In other ways, Chinese Breaking Bad fans react to the show in the same way as their American counterparts. They dissect each episode’s plot and joke that they should have paid more attention in chemistry class. They debate the show’s depictions of meth-making while pondering if a Walter White could emerge in China’s underground meth industry. They admire Breaking Bad’s black humor and cheer Walt (aka “Old White”) and his partner-in-crime Jesse Pinkman (aka “Little Pink”) in their latest escape from drug-lord Gus (aka “Brother Fried Chicken,” also unfortunately referred to there as “Obama’s twin”).

Like some American fans, Chinese viewers also heap opprobrium on Walt’s wife, Skyler, who transitions from a pregnant wife suspicious of her husband’s odd behavior to a knowing but often reluctant accomplice. Hatred of Skyler White in the United States decrying her as a “shrieking, hypocritical harpy” is a well-documented phenomenon, one attributed to misogynistic “Bad Fans” that see the cautious mother of two as frustrating the show’s male power fantasy. In China, criticisms of the female lead from a loud minority of viewers bear striking similarity to those found in the United States. Chinese comments paint her as “insufferably arrogant and bossy,” and a “psycho bitch” that “needs a beating.” One does not even need to read Chinese to discern some of the opinions, like this one: “第三集开始看的虐心啊,SKYLER真是个BITCH.”

A common refrain scorns Skyler as ungrateful for Walt’s efforts to provide for his family by whatever means necessary. The notion that all of Walt’s actions are ultimately for the good of his wife and children carries weight in China, and its viewers lamented that some members of the White family begin to pull away as Walter’s drug business burgeons. One comment makes explicit the friction between culturally divergent attitudes toward family ties: “That’s why America is so great and strong. People focus on whether your actions are right or wrong, and aren’t so nepotistic. Fairness and freedom—this is what makes America so attractive!”
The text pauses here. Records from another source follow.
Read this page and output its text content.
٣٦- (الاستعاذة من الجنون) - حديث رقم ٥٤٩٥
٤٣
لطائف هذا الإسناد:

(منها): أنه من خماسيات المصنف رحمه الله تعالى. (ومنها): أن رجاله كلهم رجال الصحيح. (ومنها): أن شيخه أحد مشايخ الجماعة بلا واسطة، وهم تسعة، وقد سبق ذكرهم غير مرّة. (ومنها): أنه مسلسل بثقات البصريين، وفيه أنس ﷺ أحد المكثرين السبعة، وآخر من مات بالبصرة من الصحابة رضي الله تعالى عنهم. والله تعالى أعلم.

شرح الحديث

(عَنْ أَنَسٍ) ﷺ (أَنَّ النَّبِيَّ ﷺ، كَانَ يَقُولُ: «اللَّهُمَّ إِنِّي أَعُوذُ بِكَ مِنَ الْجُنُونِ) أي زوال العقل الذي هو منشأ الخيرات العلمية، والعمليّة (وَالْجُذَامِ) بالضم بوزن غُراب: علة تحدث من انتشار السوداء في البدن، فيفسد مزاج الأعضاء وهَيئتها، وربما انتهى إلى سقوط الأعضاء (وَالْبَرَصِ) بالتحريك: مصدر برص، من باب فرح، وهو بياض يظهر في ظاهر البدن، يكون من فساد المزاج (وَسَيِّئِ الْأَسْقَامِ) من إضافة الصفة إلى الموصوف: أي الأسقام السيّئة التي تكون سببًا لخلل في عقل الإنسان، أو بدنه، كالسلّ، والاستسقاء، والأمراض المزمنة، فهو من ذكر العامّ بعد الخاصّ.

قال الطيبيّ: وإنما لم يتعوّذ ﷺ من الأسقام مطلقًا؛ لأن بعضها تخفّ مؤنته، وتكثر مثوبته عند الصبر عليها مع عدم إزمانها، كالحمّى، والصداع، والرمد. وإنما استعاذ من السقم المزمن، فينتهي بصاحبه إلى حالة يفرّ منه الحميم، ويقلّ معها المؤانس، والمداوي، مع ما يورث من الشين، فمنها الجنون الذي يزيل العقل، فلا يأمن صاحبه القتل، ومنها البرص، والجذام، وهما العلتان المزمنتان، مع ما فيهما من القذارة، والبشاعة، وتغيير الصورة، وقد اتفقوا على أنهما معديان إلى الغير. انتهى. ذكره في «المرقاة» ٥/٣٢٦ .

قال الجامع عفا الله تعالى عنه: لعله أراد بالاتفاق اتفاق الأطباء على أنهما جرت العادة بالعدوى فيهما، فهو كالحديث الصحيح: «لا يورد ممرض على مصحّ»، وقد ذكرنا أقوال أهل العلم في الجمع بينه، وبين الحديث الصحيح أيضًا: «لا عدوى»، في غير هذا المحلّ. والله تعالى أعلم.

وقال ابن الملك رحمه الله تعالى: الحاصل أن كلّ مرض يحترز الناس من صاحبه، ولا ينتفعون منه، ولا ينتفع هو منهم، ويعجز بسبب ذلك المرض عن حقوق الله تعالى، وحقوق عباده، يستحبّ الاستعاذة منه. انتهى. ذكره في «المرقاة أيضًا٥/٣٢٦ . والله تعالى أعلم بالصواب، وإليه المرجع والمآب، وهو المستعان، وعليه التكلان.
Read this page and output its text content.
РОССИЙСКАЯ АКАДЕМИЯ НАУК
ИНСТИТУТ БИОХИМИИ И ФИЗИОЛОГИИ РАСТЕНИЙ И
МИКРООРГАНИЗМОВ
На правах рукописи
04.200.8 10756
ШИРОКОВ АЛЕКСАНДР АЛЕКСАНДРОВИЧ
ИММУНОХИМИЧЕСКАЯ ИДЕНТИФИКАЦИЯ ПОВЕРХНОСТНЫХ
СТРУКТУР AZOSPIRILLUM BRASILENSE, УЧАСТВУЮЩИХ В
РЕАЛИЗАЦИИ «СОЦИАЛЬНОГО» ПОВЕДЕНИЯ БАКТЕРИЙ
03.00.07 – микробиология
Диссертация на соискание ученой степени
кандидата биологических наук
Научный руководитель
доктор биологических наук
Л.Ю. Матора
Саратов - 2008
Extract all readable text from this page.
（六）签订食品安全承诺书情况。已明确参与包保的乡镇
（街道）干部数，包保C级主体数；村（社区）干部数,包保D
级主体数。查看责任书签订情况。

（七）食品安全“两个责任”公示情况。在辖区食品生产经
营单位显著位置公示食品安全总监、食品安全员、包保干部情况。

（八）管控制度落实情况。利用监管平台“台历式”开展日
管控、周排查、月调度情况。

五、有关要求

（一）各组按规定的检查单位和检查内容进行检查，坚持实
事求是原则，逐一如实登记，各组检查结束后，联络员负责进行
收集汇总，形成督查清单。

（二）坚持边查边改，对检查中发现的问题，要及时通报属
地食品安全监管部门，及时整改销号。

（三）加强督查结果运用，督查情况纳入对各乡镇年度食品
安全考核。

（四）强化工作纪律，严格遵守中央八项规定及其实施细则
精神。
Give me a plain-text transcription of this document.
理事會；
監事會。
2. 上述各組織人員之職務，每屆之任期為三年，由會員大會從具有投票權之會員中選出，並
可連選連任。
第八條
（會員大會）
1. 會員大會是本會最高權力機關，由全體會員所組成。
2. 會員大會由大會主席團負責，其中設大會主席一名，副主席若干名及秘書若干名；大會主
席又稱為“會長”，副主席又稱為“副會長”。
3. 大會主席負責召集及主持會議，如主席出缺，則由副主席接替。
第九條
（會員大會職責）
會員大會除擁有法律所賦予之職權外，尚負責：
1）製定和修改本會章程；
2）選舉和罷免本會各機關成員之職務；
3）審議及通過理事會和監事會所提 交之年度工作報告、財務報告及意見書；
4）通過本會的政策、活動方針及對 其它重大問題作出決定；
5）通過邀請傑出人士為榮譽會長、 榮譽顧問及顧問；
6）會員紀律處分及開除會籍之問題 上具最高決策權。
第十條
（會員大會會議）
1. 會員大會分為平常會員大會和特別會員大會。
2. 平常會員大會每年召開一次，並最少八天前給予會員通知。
Although this remark sparked a flurry of replies, politics are relatively rare in Chinese discussions of Breaking Bad. A notable exception arises in a widely-discussed review of the show’s first season on the popular web forum Douban.com, where young Chinese intellectuals discuss literature and film. In “A Show that Profoundly Exposes the Ugly Face of Capitalism,” author Wang Huan (王坏) depicts Breaking Bad’s successesand the United States’ failings in exaggerated prose, which may well be satirical:

I could not help but shed tears. It really makes me sorrowful that in a capitalist country a teacher can receive such lowly treatment… Suffering from disease and the burden of his family, Mr. White turns to a path of crime. Here he is not just rejecting his fate, but also rejecting the evils of the capitalist system… after I finished watching this show, I was unsettled for a while, until I opened my nearby copy of Only Socialism can Save America and thought for a long, long time.